Sépulture d’arbre : Choisir le bon endroit et le bon « état d’esprit » est essentiel
La sépulture d’arbre n’est pas aussi simple que de trouver n’importe quel arbre et d’enterrer des cendres dessous.
Les personnes adaptées à la sépulture d’arbre ont typiquement besoin d’un état d’esprit très « libéré ».
Si vous savez que votre proche avait déjà lâché son attachement à ce monde et son accrochement aux descendants avant de décéder, alors la sépulture d’arbre lui convient.
Mais s’il avait encore beaucoup de préoccupations et d’attachements, et que vous l’avez enterré sous un arbre pour être écologique et économiser de l’argent, il pourrait errer là-bas, se sentant même profondément blessé.
Suggestions pour le choix du lieu de sépulture d’arbre
Actuellement, parmi tous les sites de sépulture d’arbre à Taïwan, le seul véritablement digne d’être qualifié d’exemplaire est la Montagne Dharma Drum (法鼓山).
C’est parce qu’il porte les dernières volontés et la configuration spirituelle du Maître Sheng Yen (聖嚴法師). Vu à travers l’œil du dharma, la zone de sépulture d’arbre de la Montagne Dharma Drum est enveloppée d’une douce lumière dorée — une connexion sacrée.
Même si le défunt avait des accomplissements spirituels ordinaires, dans un tel environnement, il a une meilleure chance d’entrer dans un « espace intermédiaire » positif pour poursuivre sa cultivation spirituelle.
Quant aux nombreux sites de « sépulture d’arbre style parc » récemment construits, tout le monde devrait être particulièrement prudent.
Beaucoup de ces endroits sont des terrains nivelés où des rangées de petits plants luttant encore pour survivre ont été plantés.
Ces petits arbres absorbent désespérément les nutriments environnants pour rester en vie. Si des cendres sont dispersées à ce moment, les plants non seulement n’accompagneront pas le défunt, mais absorberont et enchevêtreront en fait l’énergie du défunt dans leur lutte pour la survie.
Pas mal de consciences de défunts restent coincées sur les racines des arbres — une scène véritablement déchirante.
Le dernier kilomètre vers un adieu complet
Quand un être cher décède, ce n’est pas fini après la cérémonie commémorative.
Nous devons reconnaître un fait : à moins que la personne n’ait été un grand pratiquant spirituel cultivant diligemment le bon dharma dans sa vie quotidienne, jusqu’à 99% des gens ordinaires feront la transition vers un état de « fantôme » et erreront dans le monde humain dans les 49 jours suivant la mort.
Ce n’est pas de la superstition — c’est la transformation de particules d’énergie.

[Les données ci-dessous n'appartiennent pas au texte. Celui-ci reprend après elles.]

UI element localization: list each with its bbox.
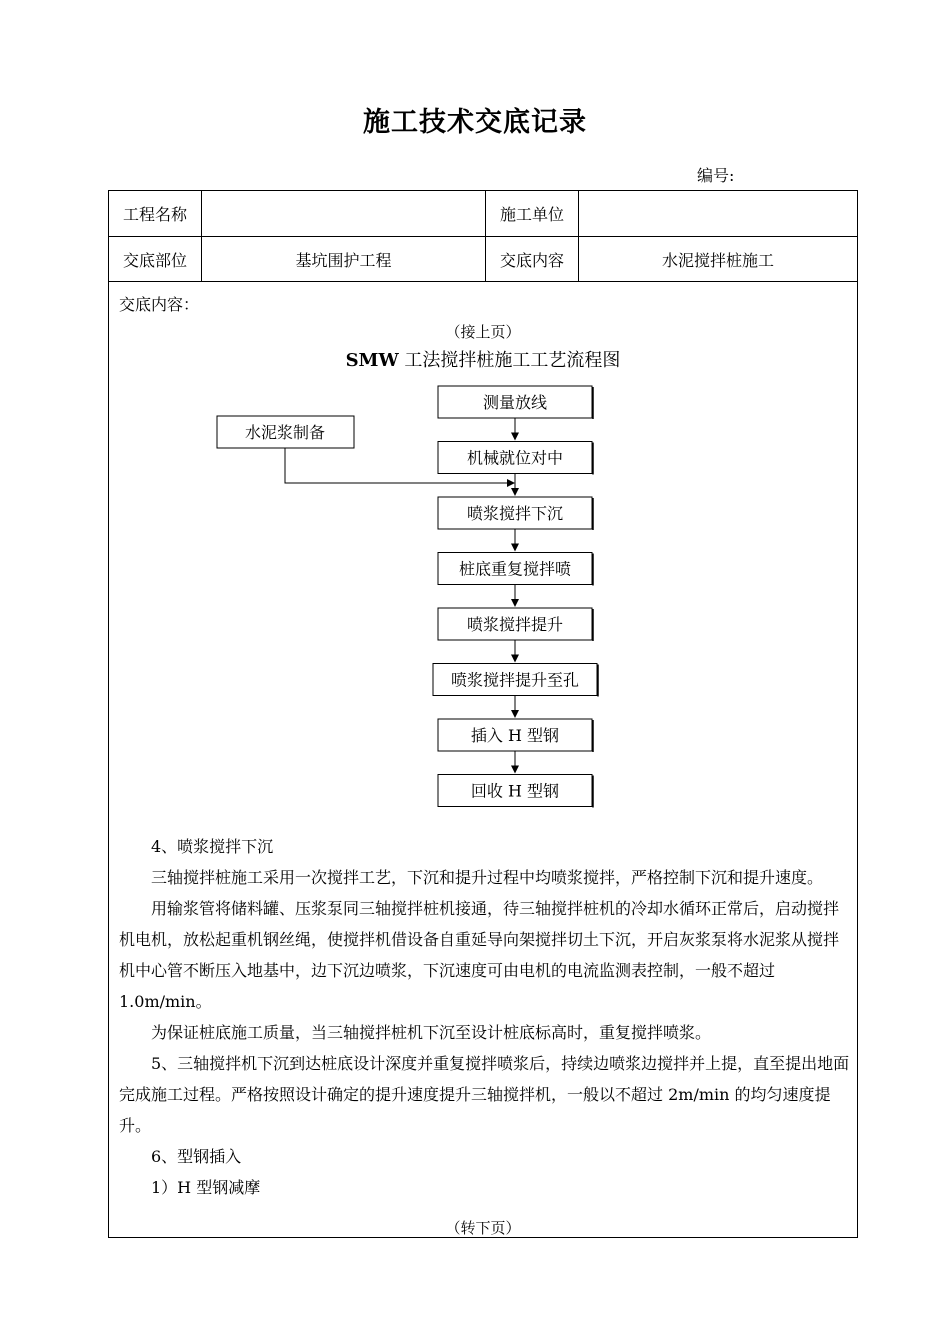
- flowchart-title-text: 工法搅拌桩施工工艺流程图: [398, 350, 621, 371]
- flow-step-label: 机械就位对中: [466, 448, 564, 468]
- part-label: 交底部位: [122, 250, 187, 270]
- part-value: 基坑围护工程: [295, 250, 392, 270]
- content-heading: 交底内容：: [119, 295, 200, 314]
- document-title: 施工技术交底记录: [363, 107, 587, 138]
- flow-step: [433, 664, 598, 697]
- flow-step-label: 水泥浆制备: [244, 423, 326, 442]
- construction-unit-label: 施工单位: [499, 205, 564, 224]
- paragraph: 三轴搅拌桩施工采用一次搅拌工艺，下沉和提升过程中均喷浆搅拌，严格控制下沉和提升速度。: [151, 868, 824, 887]
- flow-step-label: 桩底重复搅拌喷: [458, 559, 572, 579]
- paragraph: 为保证桩底施工质量，当三轴搅拌桩机下沉至设计桩底标高时，重复搅拌喷浆。: [151, 1023, 712, 1042]
- record-table: [108, 190, 858, 1238]
- serial-number-label: 编号:: [697, 166, 735, 185]
- flow-step-label: 喷浆搅拌下沉: [466, 504, 564, 523]
- continued-to-note: （转下页）: [445, 1219, 521, 1237]
- flow-step: [438, 719, 593, 752]
- flow-step-label: 喷浆搅拌提升: [466, 615, 564, 634]
- flow-step: [438, 608, 593, 641]
- flow-step: [438, 386, 593, 419]
- section-6-heading: 6、型钢插入: [151, 1147, 242, 1166]
- paragraph: 用输浆管将储料罐、压浆泵同三轴搅拌桩机接通，待三轴搅拌桩机的冷却水循环正常后，启动搅拌机电机，放松起重机钢丝绳，使搅拌机借设备自重延导向架搅拌切土下沉，开启灰浆泵将水泥浆从搅拌机中心管不断压入地基中，边下沉边喷浆，下沉速度可由电机的电流监测表控制，一般不超过 1.0m/min。: [119, 899, 840, 1011]
- flow-step-slurry-prep: [217, 416, 354, 448]
- subsection-heading: 1）H 型钢减摩: [151, 1178, 261, 1197]
- section-4-heading: 4、喷浆搅拌下沉: [151, 837, 274, 856]
- flow-step-label: 测量放线: [482, 393, 548, 412]
- process-flowchart: [109, 191, 857, 831]
- flowchart-title-bold: SMW: [345, 350, 399, 371]
- content-label: 交底内容: [499, 250, 564, 270]
- content-value: 水泥搅拌桩施工: [661, 250, 774, 270]
- continued-from-note: （接上页）: [445, 323, 521, 341]
- flow-step: [438, 775, 593, 808]
- flow-step: [438, 553, 593, 586]
- project-name-label: 工程名称: [122, 205, 187, 224]
- flow-step-label: 回收 H 型钢: [470, 781, 560, 801]
- section-5-paragraph: 5、三轴搅拌机下沉到达桩底设计深度并重复搅拌喷浆后，持续边喷浆边搅拌并上提，直至提出地面完成施工过程。严格按照设计确定的提升速度提升三轴搅拌机，一般以不超过 2m/min 的均匀速度提升。: [119, 1054, 850, 1135]
- flow-step-label: 插入 H 型钢: [470, 726, 560, 745]
- flow-step-label: 喷浆搅拌提升至孔: [450, 670, 580, 690]
- flow-step: [438, 442, 593, 475]
- flow-step: [438, 497, 593, 530]
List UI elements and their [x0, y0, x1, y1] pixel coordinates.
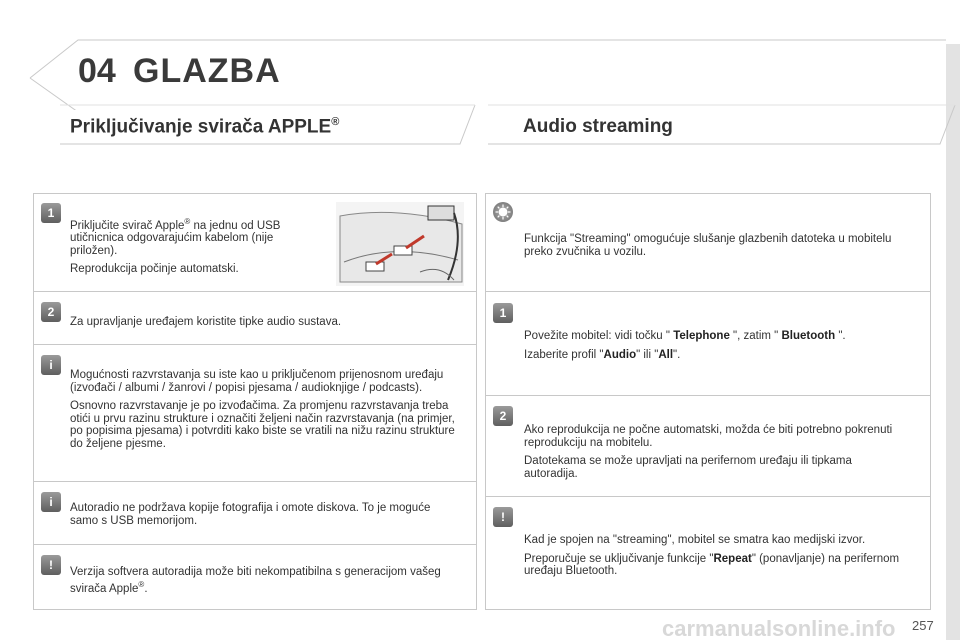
item-text: Ako reprodukcija ne počne automatski, možda će biti potrebno pokrenuti reprodukciju na mobitelu. Datotekama se može upravljati na perifernom uređaju ili tipkama autoradija. — [524, 424, 893, 480]
list-item — [34, 194, 476, 291]
list-item — [34, 481, 476, 545]
usb-port-illustration — [336, 202, 464, 286]
item-text: Priključite svirač Apple® na jednu od USB utičnicnica odgovarajućim kabelom (nije priložen). Reprodukcija počinje automatski. — [70, 217, 281, 276]
item-text: Mogućnosti razvrstavanja su iste kao u priključenom prijenosnom uređaju (izvođači / albumi / žanrovi / popisi pjesama / audioknjige / podcasts). Osnovno razvrstavanje je po izvođačima. Za promjenu razvrstavanja treba otići u prvu razinu strukture i označiti željeni način razvrstavanja (na primjer, po popisima pjesama) i potvrditi kako biste se vratili na nižu razinu strukture do željene pjesme. — [70, 369, 455, 450]
tip-sun-icon — [493, 202, 513, 222]
page-number: 257 — [912, 618, 934, 633]
info-icon: i — [41, 355, 61, 375]
list-item — [34, 544, 476, 610]
item-text: Verzija softvera autoradija može biti nekompatibilna s generacijom vašeg svirača Apple®. — [70, 566, 441, 595]
list-item — [486, 496, 930, 610]
item-text: Povežite mobitel: vidi točku " Telephone ", zatim " Bluetooth ". Izaberite profil "Audio" ili "All". — [524, 330, 846, 361]
list-item — [486, 291, 930, 396]
watermark: carmanualsonline.info — [662, 616, 896, 641]
list-item — [34, 344, 476, 482]
right-section-title: Audio streaming — [523, 116, 673, 137]
info-icon: i — [41, 492, 61, 512]
item-text: Kad je spojen na "streaming", mobitel se smatra kao medijski izvor. Preporučuje se uključivanje funkcije "Repeat" (ponavljanje) na perifernom uređaju Bluetooth. — [524, 534, 900, 577]
left-panel — [33, 193, 477, 610]
chapter-number: 04 — [78, 52, 116, 90]
step-1-badge: 1 — [493, 303, 513, 323]
step-1-badge: 1 — [41, 203, 61, 223]
sun-icon — [493, 202, 513, 222]
list-item — [486, 194, 930, 291]
chapter-title: GLAZBA — [133, 52, 281, 90]
list-item — [486, 395, 930, 497]
item-text: Funkcija "Streaming" omogućuje slušanje glazbenih datoteka u mobitelu preko zvučnika u vozilu. — [524, 233, 892, 258]
item-text: Autoradio ne podržava kopije fotografija i omote diskova. To je moguće samo s USB memorijom. — [70, 502, 431, 527]
left-section-title: Priključivanje svirača APPLE® — [70, 116, 340, 138]
step-2-badge: 2 — [493, 406, 513, 426]
right-panel — [485, 193, 931, 610]
warning-icon: ! — [493, 507, 513, 527]
step-2-badge: 2 — [41, 302, 61, 322]
warning-icon: ! — [41, 555, 61, 575]
item-text: Za upravljanje uređajem koristite tipke audio sustava. — [70, 316, 342, 328]
list-item — [34, 291, 476, 345]
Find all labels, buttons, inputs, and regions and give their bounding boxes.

Pendant cette période, ce dont ils ont besoin, c’est l’accompagnement sincère de la famille, la récitation de sutras et la dédicace de mérites appropriées, pour les aider à se transformer et à passer dans un meilleur endroit — ce qu’on appelle le « passage garanti ».
En résumé, avant de décider si vous choisissez une sépulture écologique, assurez-vous d’effectuer d’abord une « évaluation globale » complète :
| Évaluation | Description |
|---|---|
| Examiner la foi et la personnalité | Sont-ils suffisamment libérés ? Ont-ils une foi spécifique sur laquelle s’appuyer ? |
| Examiner le processus de mort | Était-ce paisible ou douloureux ? |
| Examiner le lieu et les conditions karmiques | L’environnement est-il sacré, ou juste un petit parc fait par l’homme ? |
Un adieu véritablement complet est basé sur la compréhension et l’amour. Utilisons l’approche la plus sage pour accompagner nos proches dans ce dernier voyage.